Q: Are coffee, tea and other caffeinated drinks dehydrating?

A: Absolutely not, says Casa. “They provide fluids just like any beverage. A slightly greater percentage of the ingested fluid may be urinated, but it’s still providing water.”

In fact, a preliminary study conducted at the Center for Human Nutrition in Omaha, Neb., found no difference in hydration between subjects who drank caffeinated beverages and those who drank beverages without caffeine, suggesting that either the diuretic effect of caffeine is not overwhelmingly significant or that the amount of water in caffeinated drinks compensates for the liquid that is leached from the body (remember, both coffee and tea are 99% water). “People who are used to drinking caffeinated beverages get accustomed to the caffeine and do not urinate more fluid than they consume via their coffee or tea,” adds Clark.

Q: Do we need to get our hydration from a variety of sources?

A: “It’s not necessary. Your body will get the water it needs from what you consume,” says Casa.

Q: Is water an effective appetite suppressant?

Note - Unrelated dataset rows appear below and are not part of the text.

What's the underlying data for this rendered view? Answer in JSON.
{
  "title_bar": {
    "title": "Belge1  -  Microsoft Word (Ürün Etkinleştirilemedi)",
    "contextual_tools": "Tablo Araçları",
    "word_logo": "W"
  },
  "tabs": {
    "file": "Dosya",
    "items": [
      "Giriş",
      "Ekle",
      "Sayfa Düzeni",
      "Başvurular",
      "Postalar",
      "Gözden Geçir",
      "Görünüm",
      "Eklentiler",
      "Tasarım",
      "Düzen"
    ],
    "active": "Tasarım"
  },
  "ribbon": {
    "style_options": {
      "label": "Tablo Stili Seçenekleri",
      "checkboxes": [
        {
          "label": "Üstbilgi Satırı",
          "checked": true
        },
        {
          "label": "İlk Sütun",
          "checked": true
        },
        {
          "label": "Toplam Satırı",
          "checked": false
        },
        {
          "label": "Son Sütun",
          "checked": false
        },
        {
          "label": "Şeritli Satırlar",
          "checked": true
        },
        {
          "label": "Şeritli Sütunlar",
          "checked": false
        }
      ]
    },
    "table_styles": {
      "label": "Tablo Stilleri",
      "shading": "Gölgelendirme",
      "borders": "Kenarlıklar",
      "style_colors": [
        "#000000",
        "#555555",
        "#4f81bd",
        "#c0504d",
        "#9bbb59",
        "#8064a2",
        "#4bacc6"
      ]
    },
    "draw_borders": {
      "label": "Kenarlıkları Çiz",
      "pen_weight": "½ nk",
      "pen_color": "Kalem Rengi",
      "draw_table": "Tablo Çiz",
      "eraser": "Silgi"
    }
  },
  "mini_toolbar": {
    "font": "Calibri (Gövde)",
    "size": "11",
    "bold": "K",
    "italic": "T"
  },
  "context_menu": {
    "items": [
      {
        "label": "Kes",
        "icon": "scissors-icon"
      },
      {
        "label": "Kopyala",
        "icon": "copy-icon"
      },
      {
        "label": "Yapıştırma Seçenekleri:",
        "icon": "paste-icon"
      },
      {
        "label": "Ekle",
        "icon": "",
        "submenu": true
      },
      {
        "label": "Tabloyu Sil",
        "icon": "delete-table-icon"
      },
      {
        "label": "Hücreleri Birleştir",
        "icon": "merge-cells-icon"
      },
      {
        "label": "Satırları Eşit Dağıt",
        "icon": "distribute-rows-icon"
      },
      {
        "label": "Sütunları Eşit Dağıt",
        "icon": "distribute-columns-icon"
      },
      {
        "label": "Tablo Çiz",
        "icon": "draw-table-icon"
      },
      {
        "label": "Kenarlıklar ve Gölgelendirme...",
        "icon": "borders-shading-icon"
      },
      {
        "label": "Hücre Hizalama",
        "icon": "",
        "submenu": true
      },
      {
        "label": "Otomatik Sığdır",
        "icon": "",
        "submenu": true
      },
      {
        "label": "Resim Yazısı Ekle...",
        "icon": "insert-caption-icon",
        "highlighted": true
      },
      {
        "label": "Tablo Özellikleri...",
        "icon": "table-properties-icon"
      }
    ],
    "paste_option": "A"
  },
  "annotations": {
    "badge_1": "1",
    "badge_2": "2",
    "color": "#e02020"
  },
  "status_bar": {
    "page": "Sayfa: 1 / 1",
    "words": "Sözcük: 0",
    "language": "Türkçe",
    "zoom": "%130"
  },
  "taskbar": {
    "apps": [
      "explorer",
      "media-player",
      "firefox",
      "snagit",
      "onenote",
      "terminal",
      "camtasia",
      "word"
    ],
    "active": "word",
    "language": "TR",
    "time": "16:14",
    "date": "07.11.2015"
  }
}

A: “There’s no real evidence of this. However, people often mistake thirst for hunger, which means you could be eating food when you actually don’t need it,” advises Clark. So how can you tell the difference? Finish off a tall glass of water when you feel a snack attack coming on, and then decide if you still need some food after that. Nevertheless, extensive research completed by Barbara Rolls, Ph.D., a professor of nutrition at Penn State, found that eating soup and other liquid-based foods at the beginning of a meal helps reduce hunger.

Q: Is cold water better for your body than water at room temperature?

A: No. “The reasons that cooled liquids (55 degrees Fahrenheit) are recommended for rehydrating — specifically for athletes — are several-fold, including the facts that they empty the stomach faster than room-temperature fluids, cool the body down a little and may increase the willingness to drink,” says Rice.

Q: Is it true that you can never get too much water, or any beverage for that matter?

A: According to Rice, you definitely can ingest too much water — resulting in hyponatremia (water intoxication). “This is most commonly seen in marathoners who run so slowly that they don’t generate much temperature rise or sweat yet are drinking water excessively,” says Rice.

But don’t worry. Someone who is healthy couldn’t really get to this point, says Valtin. Though reluctant to give an exact number, he estimates that it would take almost 15 liters of water for most people to reach hyponatremia.

Q: If you’re very thirsty, can you drink salt water?

A: No. “In order to gain true water balance from drinking sea water, we would have to excrete the salt and retain true water, and our organs cannot do that,” says Valtin.